An alternative, if not better, way to do this is simply convert the result to a `list`

:

```
mtcars1[, {
m <- lm(mpg ~ cyl + disp + hp)
as.list(coef(m))
}, by = vs]
```

```
## vs (Intercept) cyl disp hp
## <num> <num> <num> <num> <num>
## 1: 0 32.56840 -1.2212656 -0.01520321 -0.01154542
## 2: 1 38.05114 0.5067608 -0.05396641 -0.09481889
```

In this example, we do a linear regression and extract the coefficients.
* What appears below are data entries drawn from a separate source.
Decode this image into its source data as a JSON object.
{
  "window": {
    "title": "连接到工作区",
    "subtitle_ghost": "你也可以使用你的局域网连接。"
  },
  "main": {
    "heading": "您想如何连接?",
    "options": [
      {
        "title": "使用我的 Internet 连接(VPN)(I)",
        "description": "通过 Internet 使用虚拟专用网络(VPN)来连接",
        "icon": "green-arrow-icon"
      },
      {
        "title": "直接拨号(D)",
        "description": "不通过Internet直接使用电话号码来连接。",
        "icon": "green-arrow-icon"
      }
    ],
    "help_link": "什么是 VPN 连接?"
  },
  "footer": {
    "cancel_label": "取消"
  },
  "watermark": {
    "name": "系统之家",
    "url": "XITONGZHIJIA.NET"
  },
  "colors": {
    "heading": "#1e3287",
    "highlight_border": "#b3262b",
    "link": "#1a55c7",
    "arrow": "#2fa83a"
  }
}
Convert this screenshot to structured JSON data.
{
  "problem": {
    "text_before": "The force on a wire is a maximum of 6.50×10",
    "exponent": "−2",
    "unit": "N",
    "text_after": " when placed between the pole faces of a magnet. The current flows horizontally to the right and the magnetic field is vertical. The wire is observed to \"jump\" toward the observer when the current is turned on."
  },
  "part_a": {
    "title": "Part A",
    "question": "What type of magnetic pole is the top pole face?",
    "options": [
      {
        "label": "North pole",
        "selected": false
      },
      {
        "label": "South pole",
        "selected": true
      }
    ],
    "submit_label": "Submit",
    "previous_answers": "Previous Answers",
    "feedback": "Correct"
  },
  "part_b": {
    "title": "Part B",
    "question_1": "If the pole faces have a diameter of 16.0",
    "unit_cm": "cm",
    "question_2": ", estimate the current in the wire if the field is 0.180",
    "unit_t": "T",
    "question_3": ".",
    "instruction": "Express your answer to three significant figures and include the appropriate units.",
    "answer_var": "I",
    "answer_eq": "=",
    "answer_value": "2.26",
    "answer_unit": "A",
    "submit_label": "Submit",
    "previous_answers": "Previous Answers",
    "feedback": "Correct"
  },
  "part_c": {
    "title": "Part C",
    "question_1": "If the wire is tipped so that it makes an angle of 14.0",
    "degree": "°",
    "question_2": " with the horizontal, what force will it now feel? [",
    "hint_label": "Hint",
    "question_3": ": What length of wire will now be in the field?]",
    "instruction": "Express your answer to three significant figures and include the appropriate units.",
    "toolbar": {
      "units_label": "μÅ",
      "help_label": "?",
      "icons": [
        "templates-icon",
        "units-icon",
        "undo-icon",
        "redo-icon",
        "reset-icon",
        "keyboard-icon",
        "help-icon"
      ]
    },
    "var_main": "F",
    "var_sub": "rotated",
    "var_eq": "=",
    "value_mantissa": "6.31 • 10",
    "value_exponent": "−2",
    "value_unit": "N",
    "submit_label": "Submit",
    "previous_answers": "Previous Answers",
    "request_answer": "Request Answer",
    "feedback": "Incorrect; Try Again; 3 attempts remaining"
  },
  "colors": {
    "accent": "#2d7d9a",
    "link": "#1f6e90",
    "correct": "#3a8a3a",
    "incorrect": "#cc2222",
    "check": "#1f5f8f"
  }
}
Note that we convert the
result of `coef(m)`

from a numeric vector to a `list`

so that the cofficients become columns instead of rows.

We can also extend the result by including some summary statistics reported in `summary(m)`

:

```
mtcars1[, {
m <- lm(mpg ~ cyl + disp + hp)
sm <- summary(m)
c(as.list(coef(m)), r2 = sm$r.squared, adj_r2 = sm$adj.r.squared)
}, by = vs]
```

```
## vs (Intercept) cyl disp hp r2 adj_r2
## <num> <num> <num> <num> <num> <num> <num>
## 1: 0 32.56840 -1.2212656 -0.01520321 -0.01154542 0.7535160 0.7006980
## 2: 1 38.05114 0.5067608 -0.05396641 -0.09481889 0.6825405 0.5873026
```

From the above examples, we can see that data.table syntax is extremely flexible and powerful.
In fact, it is only a basic part of the features it has to offer. If we know more about key/index,
reshaping, special symbols like `.SD`

, we can do a lot more with data.table.